Freundlicher werden wir bei den Kulturdenkmälern der jüdischen und karaimischen Gemeinde empfangen. Neben der jüdischen Synagoge »Elia Kapaj« wohnt eine alte Frau, die uns für fünf Hrywna (knapp 40 Cent) das Gotteshaus aufgesperrt und erklärt, es diene wochentags als Museum und am Freitag und Samstag als Gebetsstätte. Im übrigen seien wir herzlich willkommen und sollten uns nur überall umsehen, sie komme in einer Viertelstunde wieder, um auf etwaige Fragen zu antworten, so wir noch welche hätten. Wie viele gläubige Juden sich hier in Jewpatorija an den Wochenenden versammeln, wollen wir dann von ihr wissen. So zwischen 40 und 50 seien es. Sie selbst betrachte sich als »halbe-halbe«. Der Vater war Jude, die Mutter Ukrainerin.
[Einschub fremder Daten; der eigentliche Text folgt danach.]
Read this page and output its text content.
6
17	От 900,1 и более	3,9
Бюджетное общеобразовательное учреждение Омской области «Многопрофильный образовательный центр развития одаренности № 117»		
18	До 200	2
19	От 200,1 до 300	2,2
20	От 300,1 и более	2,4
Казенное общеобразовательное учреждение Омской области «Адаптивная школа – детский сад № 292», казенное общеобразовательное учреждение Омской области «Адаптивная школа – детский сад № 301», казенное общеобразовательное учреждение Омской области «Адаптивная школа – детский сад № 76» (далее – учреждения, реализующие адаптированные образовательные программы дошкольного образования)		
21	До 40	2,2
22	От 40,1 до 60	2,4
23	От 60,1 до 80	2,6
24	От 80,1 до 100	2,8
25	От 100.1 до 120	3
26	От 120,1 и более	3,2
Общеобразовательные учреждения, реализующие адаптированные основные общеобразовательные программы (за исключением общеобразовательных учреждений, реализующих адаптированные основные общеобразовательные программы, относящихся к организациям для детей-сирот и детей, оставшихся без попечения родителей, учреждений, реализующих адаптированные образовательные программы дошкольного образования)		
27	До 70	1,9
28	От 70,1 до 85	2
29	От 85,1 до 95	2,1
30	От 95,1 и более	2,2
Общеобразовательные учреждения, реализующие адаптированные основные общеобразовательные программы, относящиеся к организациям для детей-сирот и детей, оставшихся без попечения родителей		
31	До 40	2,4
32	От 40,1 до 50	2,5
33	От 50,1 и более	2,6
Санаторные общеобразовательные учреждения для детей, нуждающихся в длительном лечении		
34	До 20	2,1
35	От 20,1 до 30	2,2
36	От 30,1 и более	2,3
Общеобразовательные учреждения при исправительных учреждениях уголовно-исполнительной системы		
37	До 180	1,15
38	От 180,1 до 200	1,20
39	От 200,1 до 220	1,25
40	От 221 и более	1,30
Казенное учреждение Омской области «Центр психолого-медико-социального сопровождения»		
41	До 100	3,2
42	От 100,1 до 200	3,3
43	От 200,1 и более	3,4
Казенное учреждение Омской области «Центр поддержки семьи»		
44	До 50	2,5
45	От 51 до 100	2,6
Der für Westeuropäer interessanteste Kulturkomplex ist die einzig erhalten gebliebene Kenessa auf der Krim. Sie dient als Kult- und Lernstätte der Karäer, einer zwischen dem 8. und dem 12. Jahrhundert zugewanderten Religionsgemeinschaft. Als »türkische Juden« wollen sie nicht gelten, obwohl ihre Kultsprache dem Althebräischen gleicht und ihre Umgangssprache dem Türkischen nahe verwandt ist. Diese monotheistische Gemeinschaft hat keine kirchlichen Hierarchien ausgebildet. Sie fühlt sich der Heiligen Schrift in Form des Alten Testaments verpflichtet, das auch bildhaft ihren Altar ziert. Den Talmud lehnt sie ab. Im Restaurant nebenan werden dann türkischer Kaffee und Baklava gereicht, ähnlich wie in Berlin-Kreuzberg oder in Wien-Ottakring, nur der Blätterteig ist feiner, mit der Hand gezogen.
Zurück am Strand zeigt sich Jewpatorija von seiner russischen Seite, Schweinefleisch auf Spießen und trockener, ausdrucksvoller Rotwein von den Hängen des Krimgebirges, an denen im Laufe der Jahrhundert skytische, griechische, venezianische, genuesische, türkische und slawische Eroberer und Befreier angelandet sind.